Son avocat a confirmé cette condamnation à la suite d’une enquête ouverte en 2020 après la plainte d’un adolescent de 13 ans. Un comité directeur exceptionnel de la ligue s’est réuni « en urgence ».

Un juge du tribunal judiciaire de Paris a validé ce mercredi 25 janvier la condamnation de Bruno Martini, l’ancien gardien de but de l’équipe de France de handball, à une peine d’un an de prison avec sursis pour des faits de corruption de mineur qu’il a reconnus, a indiqué son avocat, Me Elie Dottelonde.

Lors d’une audience de comparution sur reconnaissance préalable de culpabilité, l’actuel président de la Ligue nationale de handball (LNH) a également reconnu des faits d’enregistrement d’images pédopornographiques, selon l’avocat.

Cette sanction comprend aussi 2 500 € d’amende et 5 ans d’interdiction d’exercer une activité impliquant un contact avec des mineurs, d’après le conseil.

« On essaie de le faire passer pour un monstre, mais le procureur, en proposant une CRPC, a montré qu’il estimait que M. Martini ne représentait pas un danger » ni qu’il serait « détraqué », a souligné Me Dottelonde, remarquant qu’aucune obligation de soins n’avait été prononcée.

Bruno Martini était également soupçonné de tentative d’atteinte sexuelle mais ces faits n’ont pas été retenus contre lui, a insisté Me Dottelonde.

Au vu des photos du mineur avec qui il a été en contact sur Snapchat, « il ne pouvait pas savoir que le mineur avait moins de quinze ans », a affirmé l’avocat.

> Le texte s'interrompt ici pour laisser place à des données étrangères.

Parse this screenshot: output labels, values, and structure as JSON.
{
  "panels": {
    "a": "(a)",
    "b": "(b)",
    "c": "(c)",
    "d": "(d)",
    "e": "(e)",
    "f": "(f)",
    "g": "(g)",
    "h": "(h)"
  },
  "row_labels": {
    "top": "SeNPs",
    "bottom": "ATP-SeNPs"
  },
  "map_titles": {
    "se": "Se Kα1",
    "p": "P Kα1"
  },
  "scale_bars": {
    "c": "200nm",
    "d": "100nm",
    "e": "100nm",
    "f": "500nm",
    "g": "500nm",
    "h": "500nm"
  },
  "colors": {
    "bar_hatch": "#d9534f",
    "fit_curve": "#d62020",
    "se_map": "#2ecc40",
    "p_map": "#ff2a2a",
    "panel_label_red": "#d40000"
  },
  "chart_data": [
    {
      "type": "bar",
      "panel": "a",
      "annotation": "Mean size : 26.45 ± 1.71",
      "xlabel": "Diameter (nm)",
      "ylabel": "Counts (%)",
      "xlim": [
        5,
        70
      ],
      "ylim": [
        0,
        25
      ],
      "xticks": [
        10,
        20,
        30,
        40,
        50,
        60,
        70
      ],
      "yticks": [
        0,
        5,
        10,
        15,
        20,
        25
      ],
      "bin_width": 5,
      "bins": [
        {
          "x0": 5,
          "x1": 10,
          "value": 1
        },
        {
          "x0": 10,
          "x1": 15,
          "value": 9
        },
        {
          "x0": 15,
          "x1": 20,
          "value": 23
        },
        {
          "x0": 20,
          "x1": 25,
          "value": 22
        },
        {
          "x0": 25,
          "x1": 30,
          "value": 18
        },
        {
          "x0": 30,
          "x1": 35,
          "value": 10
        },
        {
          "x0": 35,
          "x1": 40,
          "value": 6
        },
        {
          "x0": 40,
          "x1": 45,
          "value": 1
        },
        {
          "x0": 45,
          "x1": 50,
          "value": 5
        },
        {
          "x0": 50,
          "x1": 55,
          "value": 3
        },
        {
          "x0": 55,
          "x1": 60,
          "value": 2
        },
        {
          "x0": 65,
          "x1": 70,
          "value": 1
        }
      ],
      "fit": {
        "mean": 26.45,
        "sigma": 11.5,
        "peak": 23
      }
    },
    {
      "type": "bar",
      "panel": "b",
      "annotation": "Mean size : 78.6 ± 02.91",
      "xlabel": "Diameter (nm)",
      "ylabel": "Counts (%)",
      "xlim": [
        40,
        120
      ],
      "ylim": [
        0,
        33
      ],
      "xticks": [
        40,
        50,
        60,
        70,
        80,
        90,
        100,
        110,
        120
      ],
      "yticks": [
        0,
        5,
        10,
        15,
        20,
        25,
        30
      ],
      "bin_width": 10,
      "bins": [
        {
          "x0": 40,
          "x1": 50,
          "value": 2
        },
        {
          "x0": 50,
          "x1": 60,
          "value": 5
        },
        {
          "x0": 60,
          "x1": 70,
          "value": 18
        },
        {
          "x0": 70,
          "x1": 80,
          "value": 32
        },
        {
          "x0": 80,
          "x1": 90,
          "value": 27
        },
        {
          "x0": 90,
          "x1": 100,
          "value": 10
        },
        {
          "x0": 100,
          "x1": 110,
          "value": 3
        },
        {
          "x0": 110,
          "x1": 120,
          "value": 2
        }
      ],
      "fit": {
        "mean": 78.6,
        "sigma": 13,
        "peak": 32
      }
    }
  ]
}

La Ligue (LNH) a indiqué dans un communiqué « qu’une éventuelle condamnation conduirait de droit à une impossibilité d’exercice de la fonction » de président. La ministre des Sports Amélie Oudéa-Castéra s’est dite « profondément choquée » en apprenant les faits et a « pleinement confiance » dans la LNH pour prendre les décisions appropriées.

Visé par une enquête depuis juin 2020 après la plainte d’un adolescent de 13 ans, Bruno Martini, 52 ans, a été interpellé lundi à Paris et placé en garde à vue, avant d’être déféré en vue d’une CRPC mercredi.